Gradually manufacture spread from the home to the community. The miller, almost invariably first on the scene, was soon joined by the weaver, fuller, tanner, shoemaker, and carpenter. Newark had a commercial gristmill in 1671, and the earliest sawmill was established in Woodbridge in 1682. Tanning, which had been started as a business in Elizabeth in 1664 by the Ogden family, quickly led to saddlery and harness making. The fine forests in southern New Jersey yielded their lumber to ship carpenters of Burlington, Salem, Newton, and Cape May, where shipbuilding became a leading industry. Equally significant was the development of whaling from Cape May and Tuckerton ; in many respects these towns rivaled the more celebrated New England ports of the Colonial period. Tar and turpentine were also important exports from the southern part of the Colony.

Toward the close of the seventeenth and opening of the eighteenth centuries, several industries were founded in New Jersey that were destined to become not only leading sources of wealth but traditional occupations as well.

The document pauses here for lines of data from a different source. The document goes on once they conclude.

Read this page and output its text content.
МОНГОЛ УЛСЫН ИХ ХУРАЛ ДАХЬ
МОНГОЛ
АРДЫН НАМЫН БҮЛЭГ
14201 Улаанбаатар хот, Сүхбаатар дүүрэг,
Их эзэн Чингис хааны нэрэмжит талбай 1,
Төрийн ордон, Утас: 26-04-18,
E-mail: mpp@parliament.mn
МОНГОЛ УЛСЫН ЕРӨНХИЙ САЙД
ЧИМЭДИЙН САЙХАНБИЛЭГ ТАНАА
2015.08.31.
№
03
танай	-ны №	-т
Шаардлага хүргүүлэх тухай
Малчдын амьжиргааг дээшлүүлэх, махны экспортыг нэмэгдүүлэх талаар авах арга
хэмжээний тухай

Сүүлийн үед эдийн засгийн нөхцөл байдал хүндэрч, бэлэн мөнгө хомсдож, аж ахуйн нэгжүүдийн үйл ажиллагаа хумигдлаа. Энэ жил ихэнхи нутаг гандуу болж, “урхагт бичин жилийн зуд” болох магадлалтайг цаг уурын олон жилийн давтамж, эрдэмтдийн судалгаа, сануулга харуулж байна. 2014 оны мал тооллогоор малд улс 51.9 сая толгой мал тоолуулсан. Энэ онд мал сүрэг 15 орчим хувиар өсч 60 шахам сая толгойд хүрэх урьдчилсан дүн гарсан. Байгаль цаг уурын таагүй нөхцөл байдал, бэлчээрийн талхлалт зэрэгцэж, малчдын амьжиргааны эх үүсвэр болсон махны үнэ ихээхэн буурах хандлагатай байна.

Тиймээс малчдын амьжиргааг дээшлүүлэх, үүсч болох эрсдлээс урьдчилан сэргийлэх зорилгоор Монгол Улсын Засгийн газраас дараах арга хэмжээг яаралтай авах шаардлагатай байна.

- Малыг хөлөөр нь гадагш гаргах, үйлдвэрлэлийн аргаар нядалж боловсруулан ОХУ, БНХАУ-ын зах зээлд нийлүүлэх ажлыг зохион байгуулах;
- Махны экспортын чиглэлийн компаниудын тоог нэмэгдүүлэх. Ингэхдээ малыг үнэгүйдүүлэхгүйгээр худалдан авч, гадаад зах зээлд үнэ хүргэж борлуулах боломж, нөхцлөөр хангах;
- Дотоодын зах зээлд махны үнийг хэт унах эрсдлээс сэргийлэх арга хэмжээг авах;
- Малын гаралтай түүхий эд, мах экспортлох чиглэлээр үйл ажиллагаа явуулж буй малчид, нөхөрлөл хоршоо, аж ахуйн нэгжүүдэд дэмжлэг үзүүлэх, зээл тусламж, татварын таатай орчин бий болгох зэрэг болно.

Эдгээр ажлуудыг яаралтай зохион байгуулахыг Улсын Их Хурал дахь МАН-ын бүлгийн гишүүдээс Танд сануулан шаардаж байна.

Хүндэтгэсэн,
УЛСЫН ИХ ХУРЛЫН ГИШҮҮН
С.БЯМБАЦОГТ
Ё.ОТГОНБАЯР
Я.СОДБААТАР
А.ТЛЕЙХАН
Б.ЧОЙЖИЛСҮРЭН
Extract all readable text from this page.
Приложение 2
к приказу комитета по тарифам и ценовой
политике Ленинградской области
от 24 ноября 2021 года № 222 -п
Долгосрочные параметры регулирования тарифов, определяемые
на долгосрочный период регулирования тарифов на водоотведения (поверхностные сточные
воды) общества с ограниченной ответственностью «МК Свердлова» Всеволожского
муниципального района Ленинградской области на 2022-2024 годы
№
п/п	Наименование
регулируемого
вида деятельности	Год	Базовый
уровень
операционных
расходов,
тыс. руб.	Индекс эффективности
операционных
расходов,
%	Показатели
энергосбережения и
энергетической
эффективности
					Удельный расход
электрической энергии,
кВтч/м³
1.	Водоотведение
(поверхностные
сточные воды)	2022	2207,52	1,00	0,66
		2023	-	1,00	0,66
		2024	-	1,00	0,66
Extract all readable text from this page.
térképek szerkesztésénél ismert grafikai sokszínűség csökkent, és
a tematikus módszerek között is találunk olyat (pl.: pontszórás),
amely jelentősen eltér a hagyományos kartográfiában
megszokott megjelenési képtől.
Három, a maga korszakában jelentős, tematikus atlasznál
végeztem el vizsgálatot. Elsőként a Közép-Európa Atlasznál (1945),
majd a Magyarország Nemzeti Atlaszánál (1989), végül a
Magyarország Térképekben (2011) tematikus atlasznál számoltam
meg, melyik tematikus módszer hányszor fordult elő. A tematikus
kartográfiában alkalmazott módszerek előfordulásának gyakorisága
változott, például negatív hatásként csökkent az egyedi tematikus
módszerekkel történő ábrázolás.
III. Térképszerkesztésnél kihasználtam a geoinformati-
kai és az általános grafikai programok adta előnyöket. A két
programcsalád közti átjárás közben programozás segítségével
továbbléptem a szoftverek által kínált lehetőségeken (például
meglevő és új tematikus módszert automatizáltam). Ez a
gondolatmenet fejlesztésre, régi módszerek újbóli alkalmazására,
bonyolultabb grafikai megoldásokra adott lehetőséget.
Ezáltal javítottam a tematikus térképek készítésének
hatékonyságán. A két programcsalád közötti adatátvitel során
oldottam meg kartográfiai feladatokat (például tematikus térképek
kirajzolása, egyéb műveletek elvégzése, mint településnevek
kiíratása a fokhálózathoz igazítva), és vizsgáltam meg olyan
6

An abundant supply of beaver, raccoon, and sheep furnished the materials for hat manufacturing, which attained its greatest strength in the southern area. At the same time, the Colony was rapidly becoming distinguished for its brewing skill. Hoboken, still identified with beer drinking, had the first brewery in 1642. Beer was a major interest in Burlington in 1698. Two years later, Newark made more than 1,000 barrels of cider, and Jersey applejack seems to have been as renowned among the Colonies as it was throughout the East during the recent prohibition era.

In several spurs of the Appalachian range, running through the northern and central sections of the State, lay mineral deposits unusual for their richness and variety. The State's earliest iron works were established at Shrewsbury in 1676 by Colonel Lewis Morris, a merchant of the Barbadoes. Forges, furnaces, and bloomeries began to appear all over the northern part of the State, with a concentration at Boonton, the center of seven rich mines in Morris County which supplied most of the Nation's iron. These mines were a mainstay to Washington's army during the Revolution.